Fast forward a few years and most of this information is cross referenced on the internet, and the data is deeper, and much easier to access. Now, my list of relatives is over 5,000 names.
I have learned a few things. I have learned that the stories are far more interesting than the data. Unfortunately, the stories do not always reveal themselves. I found that many of the “moves” of the families came around the same time as a death in the family. Sometimes it was a parent that was ill for sometime, and children stayed to provide care. Sometimes a child died, and the family moved to start fresh some place else. And then there were the social issues of the times. My family moved West because of the war, my father built ships, so I was born in California.
Sometimes I would find the obituaries with more of the stories behind the individual. I found a relative that was a pastor of a small rural church. They had gathered for a wedding, with the church filled with just about the entire community. Moments later a tornado hit the church with dozens of deaths, only the groom survived in the wedding party.
I did not find any serious criminals, or horse thieves. I did find three unsolved murders. Most were simple farmers, or miners, in the western states, nothing very dramatic.
One story stays with me. I found my great grandfathers sister in a remote mining town in Montana. So remote that it took three days in a wagon to get to the nearest hospital. Unfortunately, she had suffered from an appendicitis attack, and she didn’t survive. It must have been a terrible blow to the family. The grieving husband felt a tremendous guilt and was faced with raising two daughters on his own. I know this because I established communication with the daughters in their old age. They knew nothing about their mother because the father had put away, or destroyed, all the photographs, and never spoke of the mother.
He had remarried after a few years, and the children simply did not know very much of their mother’s story. In my letters to them, I tried to give them the background that I knew. I knew that she was the belle of the county, the last of a large family, and very popular in the farming community. Her mother had give her, and her sisters, a gold watch that could be pinned to their dresses.

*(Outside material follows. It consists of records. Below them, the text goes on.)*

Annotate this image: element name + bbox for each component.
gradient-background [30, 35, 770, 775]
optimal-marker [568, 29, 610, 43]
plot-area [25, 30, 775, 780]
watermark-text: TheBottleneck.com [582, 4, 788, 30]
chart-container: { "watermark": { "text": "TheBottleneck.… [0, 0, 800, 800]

Gold watch? I was told that the father had saved the gold watch, and had passed it on to the daughters! I then let them know that I had a photograph that showed the watch pinned to one of their aunts dress. Photograph? Did I have a photograph of their mother? I then shared the images that I had collected, and for the first time, while they were in their seventies, they saw their mother.

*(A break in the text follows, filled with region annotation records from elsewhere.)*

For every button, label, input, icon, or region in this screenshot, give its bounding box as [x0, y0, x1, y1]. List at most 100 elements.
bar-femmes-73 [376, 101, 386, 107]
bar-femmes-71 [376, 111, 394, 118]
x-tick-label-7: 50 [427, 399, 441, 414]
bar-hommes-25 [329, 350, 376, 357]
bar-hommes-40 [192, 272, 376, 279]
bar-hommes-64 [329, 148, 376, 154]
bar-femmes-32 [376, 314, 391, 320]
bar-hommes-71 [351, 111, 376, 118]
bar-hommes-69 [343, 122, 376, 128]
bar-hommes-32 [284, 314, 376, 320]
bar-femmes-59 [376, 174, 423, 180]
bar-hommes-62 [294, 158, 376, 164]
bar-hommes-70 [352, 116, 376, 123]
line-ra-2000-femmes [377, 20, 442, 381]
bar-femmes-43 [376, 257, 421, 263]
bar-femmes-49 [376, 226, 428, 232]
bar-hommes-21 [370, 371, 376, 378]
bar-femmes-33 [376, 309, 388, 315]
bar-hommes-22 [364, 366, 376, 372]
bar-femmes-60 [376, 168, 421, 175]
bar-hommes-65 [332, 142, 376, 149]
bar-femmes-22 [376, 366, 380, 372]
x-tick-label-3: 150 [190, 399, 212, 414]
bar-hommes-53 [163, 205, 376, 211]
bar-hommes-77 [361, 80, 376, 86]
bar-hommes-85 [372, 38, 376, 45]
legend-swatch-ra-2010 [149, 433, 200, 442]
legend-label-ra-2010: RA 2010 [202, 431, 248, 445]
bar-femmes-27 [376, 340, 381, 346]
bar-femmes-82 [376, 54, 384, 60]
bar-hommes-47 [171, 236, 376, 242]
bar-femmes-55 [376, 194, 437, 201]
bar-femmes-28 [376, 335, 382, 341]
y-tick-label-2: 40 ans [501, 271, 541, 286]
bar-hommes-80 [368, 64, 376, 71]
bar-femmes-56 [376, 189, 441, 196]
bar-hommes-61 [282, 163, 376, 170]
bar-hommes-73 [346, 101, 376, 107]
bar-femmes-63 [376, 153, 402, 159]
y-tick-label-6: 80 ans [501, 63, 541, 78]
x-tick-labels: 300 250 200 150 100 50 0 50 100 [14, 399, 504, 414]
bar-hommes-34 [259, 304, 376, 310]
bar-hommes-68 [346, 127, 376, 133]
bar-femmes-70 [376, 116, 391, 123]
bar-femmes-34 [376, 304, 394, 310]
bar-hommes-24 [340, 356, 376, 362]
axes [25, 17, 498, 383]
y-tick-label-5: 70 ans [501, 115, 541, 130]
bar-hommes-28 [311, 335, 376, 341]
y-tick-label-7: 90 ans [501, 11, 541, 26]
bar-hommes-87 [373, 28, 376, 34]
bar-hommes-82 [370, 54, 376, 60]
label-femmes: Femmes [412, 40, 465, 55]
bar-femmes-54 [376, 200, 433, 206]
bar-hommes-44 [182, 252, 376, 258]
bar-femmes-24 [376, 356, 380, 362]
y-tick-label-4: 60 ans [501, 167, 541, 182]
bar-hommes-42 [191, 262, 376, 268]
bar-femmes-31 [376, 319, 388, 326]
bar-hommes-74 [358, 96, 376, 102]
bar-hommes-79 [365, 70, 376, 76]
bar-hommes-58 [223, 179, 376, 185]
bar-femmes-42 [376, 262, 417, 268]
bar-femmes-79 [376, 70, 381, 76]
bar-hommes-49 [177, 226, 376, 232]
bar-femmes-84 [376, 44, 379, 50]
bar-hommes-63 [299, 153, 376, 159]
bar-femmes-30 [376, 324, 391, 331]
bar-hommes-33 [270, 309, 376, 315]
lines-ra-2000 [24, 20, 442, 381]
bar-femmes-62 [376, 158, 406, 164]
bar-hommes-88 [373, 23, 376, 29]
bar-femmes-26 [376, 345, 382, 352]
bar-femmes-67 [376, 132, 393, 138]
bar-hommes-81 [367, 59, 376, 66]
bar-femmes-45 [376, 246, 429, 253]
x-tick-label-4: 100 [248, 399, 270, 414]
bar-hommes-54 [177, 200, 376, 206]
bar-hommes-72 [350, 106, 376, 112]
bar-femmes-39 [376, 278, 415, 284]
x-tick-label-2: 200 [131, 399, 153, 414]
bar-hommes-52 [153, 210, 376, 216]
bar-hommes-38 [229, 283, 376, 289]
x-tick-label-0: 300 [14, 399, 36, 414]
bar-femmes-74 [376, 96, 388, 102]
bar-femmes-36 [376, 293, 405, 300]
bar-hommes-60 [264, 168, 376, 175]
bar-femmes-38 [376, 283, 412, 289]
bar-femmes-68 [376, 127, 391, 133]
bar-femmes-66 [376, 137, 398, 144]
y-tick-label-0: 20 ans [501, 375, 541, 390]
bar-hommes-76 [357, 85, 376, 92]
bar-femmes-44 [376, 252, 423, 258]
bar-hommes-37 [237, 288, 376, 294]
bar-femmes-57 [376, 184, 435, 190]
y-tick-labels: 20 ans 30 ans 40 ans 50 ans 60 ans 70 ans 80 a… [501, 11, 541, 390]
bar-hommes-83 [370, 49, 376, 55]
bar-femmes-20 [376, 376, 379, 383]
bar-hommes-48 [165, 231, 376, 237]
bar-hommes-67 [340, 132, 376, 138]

Truly, one of the best stories!
One more thing. Some person, who identified himself as a distant cousin, sent me a file of my mother’s relatives in Norway. Scandinavian naming traditions are crazy, sometimes named after the first name of the father, sometimes named after the farm where they were born. Most times they didn’t even own the farm!
It was hopeless to make any progress researching relatives in Norway. Well, this person somehow gathered names, places and dates back to the 1500s, and said they were my relatives as well. A gift that I assume is true!